CONFERENCES 2019 –2020

 

               FIGURES DES LIMITES

 

                                            Argumentaire

 

            Le terme limite est emprunté au latin limitis qui signifie « chemin bordant un domaine ». Il peut également prendre un sens abstrait tant spatial que temporel. Le verbe limiter suggère une action, celle de « marquer les limites d’un territoire ». La question des limites suggère ainsi tant un état concret qu’abstrait et interroge l’existence d’une dimension active s’opposant à une position passive.

 

            Cependant, si l’Homme est un élément constitutif d’un espace-temps particulier – l’Univers – et que celui-ci est déclaré « en expansion » par les scientifiques, ne doit-on pas envisager l’existence d’une limite-non-limite ? Mais alors, comment se construisent les limites concrètes de l’état d’être humain et comment s’intériorisent-elles consciemment et surtout, inconsciemment ? Qu’est-ce qui permet à l’humain d’être inclus dans les limites d’une société et de s’y sentir reconnu plutôt qu’exclu ? La dynamique familiale tient-elle un rôle dans l’organisation des limites tant concrètes qu’abstraites d’un individu ?

 

            Dans le champ de la psychanalyse la question des limites vient notamment interroger l’organisation d’un appareil psychique ayant la capacité de contenir et de transformer des affects et des représentations distincts de ceux d’autrui. Ces contenus psychiques sont nourris d’une part, par des liens d’ascendance qui s’inscrivent dans un rapport de forces de nature anthropologique. Ce rapport est induit par la différence générationnelle et sexuelle ainsi que ses langages dont témoigne l’adulte face à l’enfant immature. D’autre part, ces liens sont alimentés par les codes d’une société et d’une culture.

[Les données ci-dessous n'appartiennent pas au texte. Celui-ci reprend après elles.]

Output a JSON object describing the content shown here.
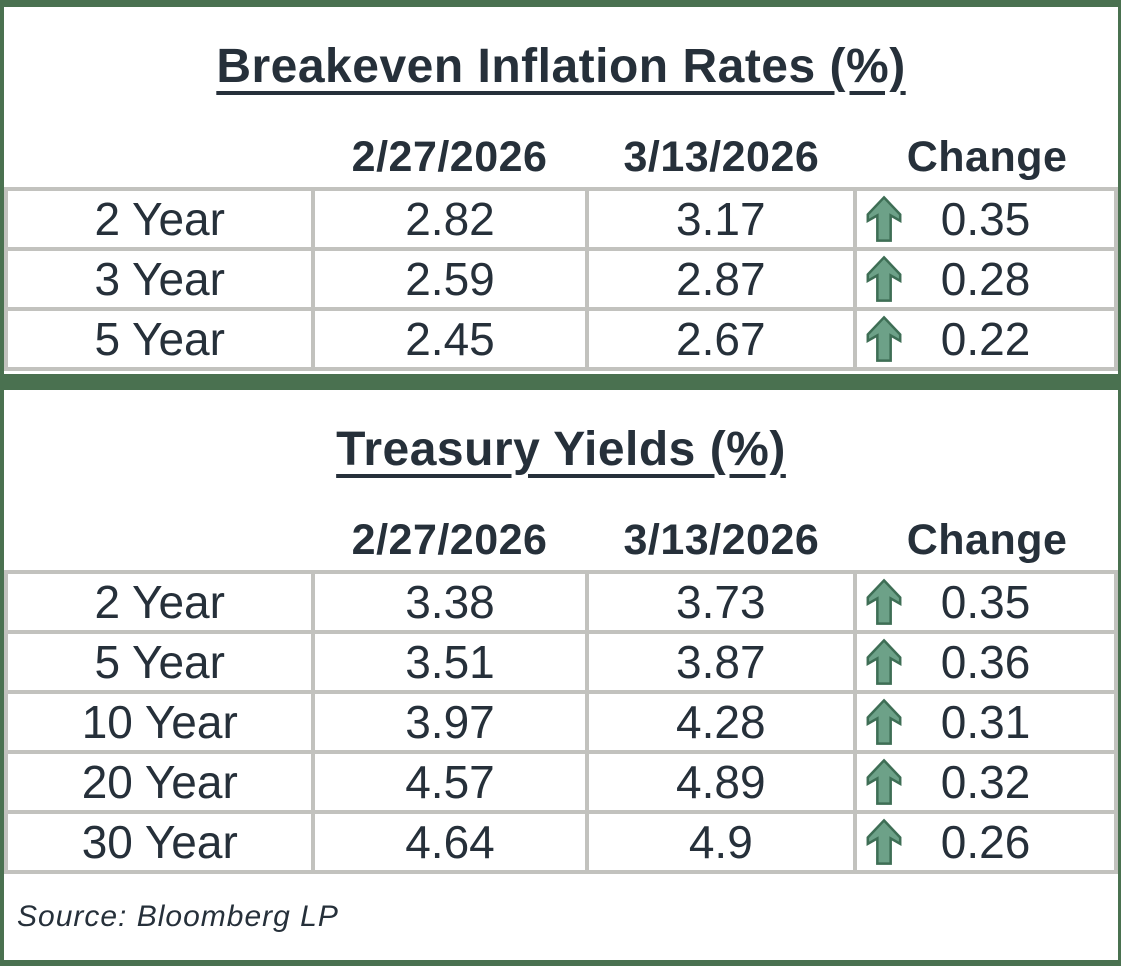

Dès lors, comment concevoir à partir de la relation adulte-enfant au sein du groupe-famille et d’une communauté culturelle, la construction de l’identité délimitant le sujet face à l’altérité ? Comment penser l’organisation des liens psychiques à l’autre afin qu’ils deviennent structurants plutôt qu’enfermants et/ou souffrants ? Comment et en quoi cette organisation psychique s’appuie-t-elle sur une construction fantasmatique groupale ? 

 

             Par ailleurs, la thérapie psychanalytique interroge également la construction d’un cadre qui délimite un dedans et un dehors : comment penser une telle bordure ?

 

            Enfin, le propre de l’humain n’est-il pas celui d’être confronté aux deux limites qui sont celles de la vie et de la mort et qui, pour un certain temps, se maintiennent dans une mystérieuse dialectique ? Comment ces limites organisent-elles l’espace psychique individuel, conjugal, familial et social ?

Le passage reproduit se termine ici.